Tree polynomials identify a link between co-transcriptional R-loops and nascent RNA folding.
Tree polynomials identify a link between co-transcriptional R-loops and nascent RNA folding.
Blog Article
R-loops are a class of non-canonical nucleic acid structures that typically form during transcription when the nascent RNA hybridizes the DNA template strand, leaving the non-template DNA strand unpaired.These structures are abundant in nature and play important physiological and pathological roles.Recent research shows that DNA sequence and topology affect R-loops, yet it remains unclear how these and other factors contribute to R-loop Leash Holder formation.

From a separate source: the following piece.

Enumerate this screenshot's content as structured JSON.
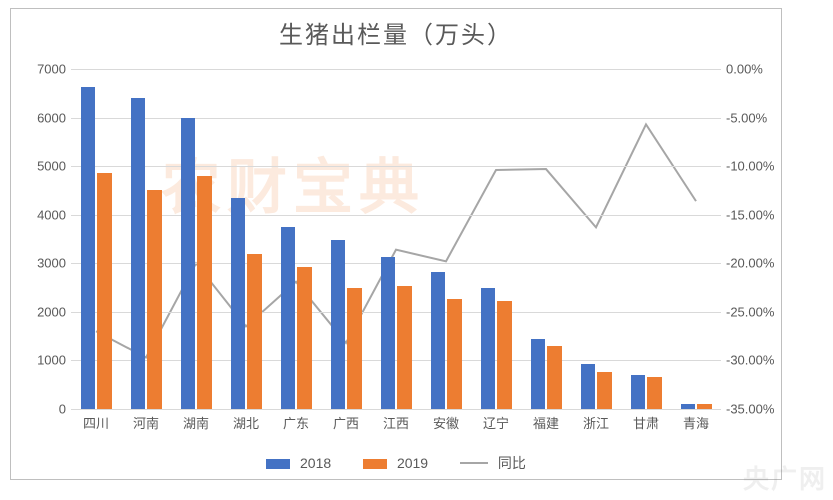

In this work, we investigate the link between nascent RNA folding and the formation of R-loops.We introduce tree-polynomials, a new class of representations of RNA secondary structures.A tree-polynomial representation consists of a rooted tree associated with an RNA secondary structure together with a polynomial that is uniquely identified with the rooted tree.
Tree-polynomials enable accurate, interpretable and efficient data analysis of RNA secondary structures without pseudoknots.We develop a computational pipeline for investigating and predicting R-loop formation from a genomic sequence.The pipeline obtains nascent RNA secondary structures from a co-transcriptional RNA folding software, and computes the tree-polynomial representations of the structures.
By applying this pipeline to plasmid sequences that contain R-loop forming genes, we establish a strong correlation between the coefficient sums of tree-polynomials and the experimental probability of R-loop formation.Such strong correlation indicates that the pipeline can be used for accurate R-loop prediction.Furthermore, the interpretability of tree-polynomials allows us to characterize the features of RNA secondary structure associated with R-loop formation.
In particular, Trucker Hat we identify that branches with short stems separated by bulges and interior loops are associated with R-loops.